The business placing the call or text.
CCPA / CPRA and other U.S. state
Consumer rights to know what data is held, to delete it, and to opt out of its sale or sharing.
Businesses that handle residents’ personal
Privacy laws
information.
GDPR / UK GDPR
European privacy rules. Not the focus here, since our data covers U.S. individuals only.
Businesses handling EU or UK residents’ data.

Who is responsible for what

What Lead Eagle and our data partners handle

  • Source data from opt-in providers
  • De-identify and hash identifiers for matching
  • Keep sensitive categories out of the data
  • Honor opt-out and deletion requests at the data level
  • Maintain a published privacy policy

What you and your client handle

  • Follow CAN-SPAM on every email: clear unsubscribe, honored promptly, accurate sender details
  • Follow TCPA before calling or texting: correct consent, respect Do Not Call
  • Post your own privacy policy and, where required, a Do Not Sell or Share option
  • Honor opt-out and deletion requests you receive
  • Keep offers and messages honest and relevant

The plain truth

Most compliance risk lives in how data is used, not in the data itself. Clean data sent with a deceptive offer, no opt-out, or through the wrong channel is what creates problems. Used correctly, this data is a normal and accepted part of modern marketing.
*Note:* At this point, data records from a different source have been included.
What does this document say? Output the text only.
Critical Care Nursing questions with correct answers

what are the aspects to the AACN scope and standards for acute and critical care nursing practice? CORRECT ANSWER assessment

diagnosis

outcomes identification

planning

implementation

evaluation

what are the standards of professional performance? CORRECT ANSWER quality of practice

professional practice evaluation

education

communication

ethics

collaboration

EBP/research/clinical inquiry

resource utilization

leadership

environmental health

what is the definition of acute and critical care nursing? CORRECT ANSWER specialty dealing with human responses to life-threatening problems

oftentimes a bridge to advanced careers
Consumer rights and opt-out

  • Individuals can opt out and request deletion of their information, and we honor those requests.
  • California residents can also use the state’s Delete Request and Opt-Out Platform (DROP), which lets a person send a single deletion request to registered data brokers. Registered brokers are required to begin processing these requests on August 1, 2026

A simple checklist to stay compliant

  1. Put a privacy policy on your site that says you use third-party marketing data and explains how people can opt out.
  2. Include a clear, working unsubscribe in every email, and honor it quickly.
  3. Get the right consent before calling or texting mobile numbers, and scrub against Do Not Call where it applies.
  4. Honor opt-out and deletion requests without delay.
  5. Keep your message honest and relevant to the person receiving it.
  6. If you serve regulated industries such as health, finance, or legal, confirm the extra rules for that space.